Typhoon hits China as 1.1 million evacuated
According to weather.com, Chan-hom is on a weakening trend, but with its strong wind fields and current it could still generate a life-threatening storm surge along the East China Sea coast.
(Chinatopix Via AP). A strong wave breaks on shore ahead of the landfall of Typhoon Chan-Hom in Wenling in eastern China’s Zhejiang province on Friday, July 10, 2015.
Typhoon Chan-hom is the strongest typhoon to hit within 200 miles of Shanghai in the past 35 years, according to Weather Underground’s Dr. Jeff Masters. The country’s railway service reported more than 100 train cancelations between the region’s cities are canceled through Sunday; more than 600 flights were canceled as well.
Xinhua reports 220,000 people have been evacuated in Zhejiang province, just south of Shanghai, where Chan-hom’s landfall and worst conditions are expected.
In the commercial capital of Shanghai, all flights out of Pudong global Airport and Hongqiao Airport were cancelled due to the typhoon, state broadcaster CCTV said.
About 1.07 million people in the province had been evacuated and 29,641 ships recalled to port. The water level of 51 large and medium-sized reservoirs had exceeded the danger level.

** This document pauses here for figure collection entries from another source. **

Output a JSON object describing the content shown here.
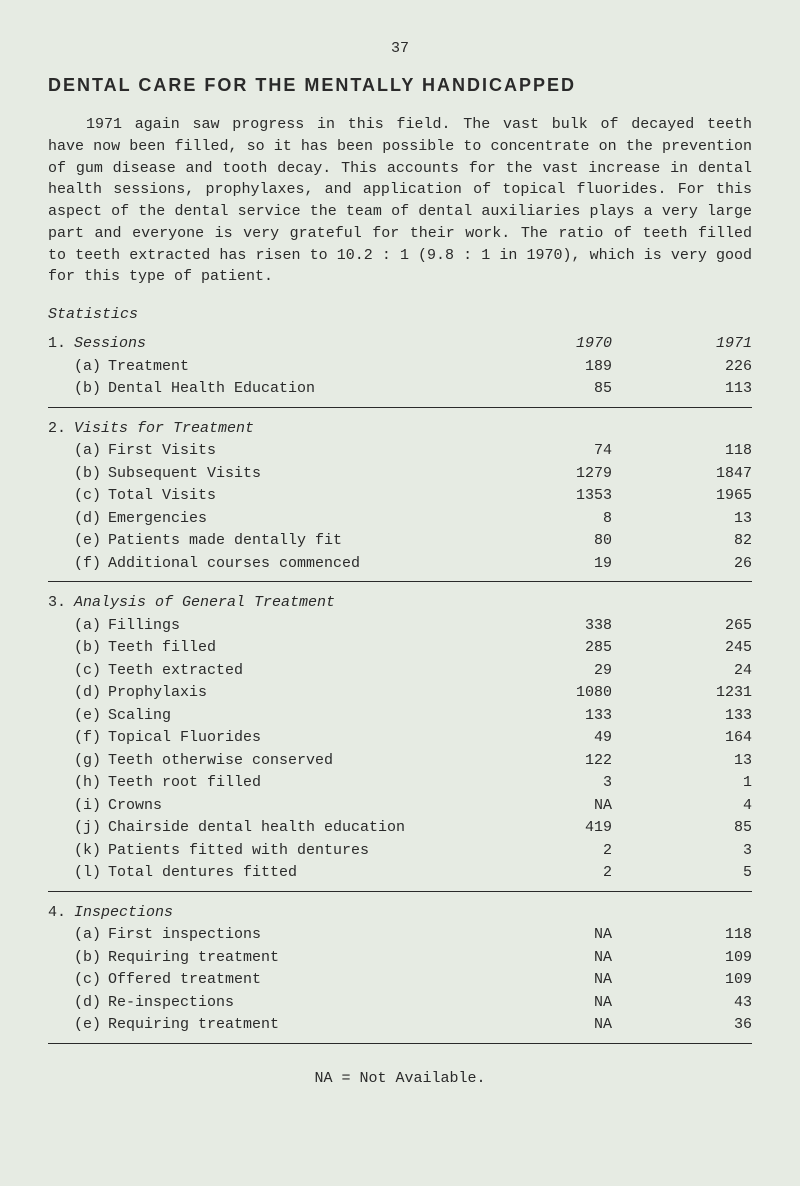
{
  "pageNumber": "37",
  "title": "DENTAL CARE FOR THE MENTALLY HANDICAPPED",
  "bodyText": "1971 again saw progress in this field. The vast bulk of decayed teeth have now been filled, so it has been possible to concentrate on the prevention of gum disease and tooth decay. This accounts for the vast increase in dental health sessions, prophylaxes, and application of topical fluorides. For this aspect of the dental service the team of dental auxiliaries plays a very large part and everyone is very grateful for their work. The ratio of teeth filled to teeth extracted has risen to 10.2 : 1 (9.8 : 1 in 1970), which is very good for this type of patient.",
  "statisticsLabel": "Statistics",
  "yearCols": {
    "y1970": "1970",
    "y1971": "1971"
  },
  "sections": {
    "s1": {
      "num": "1.",
      "title": "Sessions",
      "rows": [
        {
          "sub": "(a)",
          "label": "Treatment",
          "v1970": "189",
          "v1971": "226"
        },
        {
          "sub": "(b)",
          "label": "Dental Health Education",
          "v1970": "85",
          "v1971": "113"
        }
      ]
    },
    "s2": {
      "num": "2.",
      "title": "Visits for Treatment",
      "rows": [
        {
          "sub": "(a)",
          "label": "First Visits",
          "v1970": "74",
          "v1971": "118"
        },
        {
          "sub": "(b)",
          "label": "Subsequent Visits",
          "v1970": "1279",
          "v1971": "1847"
        },
        {
          "sub": "(c)",
          "label": "Total Visits",
          "v1970": "1353",
          "v1971": "1965"
        },
        {
          "sub": "(d)",
          "label": "Emergencies",
          "v1970": "8",
          "v1971": "13"
        },
        {
          "sub": "(e)",
          "label": "Patients made dentally fit",
          "v1970": "80",
          "v1971": "82"
        },
        {
          "sub": "(f)",
          "label": "Additional courses commenced",
          "v1970": "19",
          "v1971": "26"
        }
      ]
    },
    "s3": {
      "num": "3.",
      "title": "Analysis of General Treatment",
      "rows": [
        {
          "sub": "(a)",
          "label": "Fillings",
          "v1970": "338",
          "v1971": "265"
        },
        {
          "sub": "(b)",
          "label": "Teeth filled",
          "v1970": "285",
          "v1971": "245"
        },
        {
          "sub": "(c)",
          "label": "Teeth extracted",
          "v1970": "29",
          "v1971": "24"
        },
        {
          "sub": "(d)",
          "label": "Prophylaxis",
          "v1970": "1080",
          "v1971": "1231"
        },
        {
          "sub": "(e)",
          "label": "Scaling",
          "v1970": "133",
          "v1971": "133"
        },
        {
          "sub": "(f)",
          "label": "Topical Fluorides",
          "v1970": "49",
          "v1971": "164"
        },
        {
          "sub": "(g)",
          "label": "Teeth otherwise conserved",
          "v1970": "122",
          "v1971": "13"
        },
        {
          "sub": "(h)",
          "label": "Teeth root filled",
          "v1970": "3",
          "v1971": "1"
        },
        {
          "sub": "(i)",
          "label": "Crowns",
          "v1970": "NA",
          "v1971": "4"
        },
        {
          "sub": "(j)",
          "label": "Chairside dental health education",
          "v1970": "419",
          "v1971": "85"
        },
        {
          "sub": "(k)",
          "label": "Patients fitted with dentures",
          "v1970": "2",
          "v1971": "3"
        },
        {
          "sub": "(l)",
          "label": "Total dentures fitted",
          "v1970": "2",
          "v1971": "5"
        }
      ]
    },
    "s4": {
      "num": "4.",
      "title": "Inspections",
      "rows": [
        {
          "sub": "(a)",
          "label": "First inspections",
          "v1970": "NA",
          "v1971": "118"
        },
        {
          "sub": "(b)",
          "label": "Requiring treatment",
          "v1970": "NA",
          "v1971": "109"
        },
        {
          "sub": "(c)",
          "label": "Offered treatment",
          "v1970": "NA",
          "v1971": "109"
        },
        {
          "sub": "(d)",
          "label": "Re-inspections",
          "v1970": "NA",
          "v1971": "43"
        },
        {
          "sub": "(e)",
          "label": "Requiring treatment",
          "v1970": "NA",
          "v1971": "36"
        }
      ]
    }
  },
  "footnote": "NA     =     Not Available.",
  "colors": {
    "background": "#e6ebe3",
    "text": "#2a2a2a",
    "rule": "#2a2a2a"
  },
  "fonts": {
    "body": "Courier New",
    "title": "Arial",
    "bodySize": 15,
    "titleSize": 18
  }
}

Described as possibly the strongest storm to strike China since the beginning of communist rule, Chinese authorities evacuated more than a million people living on the East China Sea coast.
Several area cities suspended inter-city bus services.
Five people in the Philippines were killed earlier in the week and more than 20 people injured in Japan on Friday, July 10. Chan-hom was around 370 km from Shanghai on Saturday morning, local television said.
The typhoon is the second storm to hit China in days after severe tropical storm Linfa made landfall on the coast of southern Guangdong province.
The BBC reported that Chan-hom arrived at the city of Zhoushan in the Chinese province of Zhejiang at around 4:40 p.m. local time.
A number of flights in and out of Japan’s Okinawa island chain and northern Taiwan were cancelled.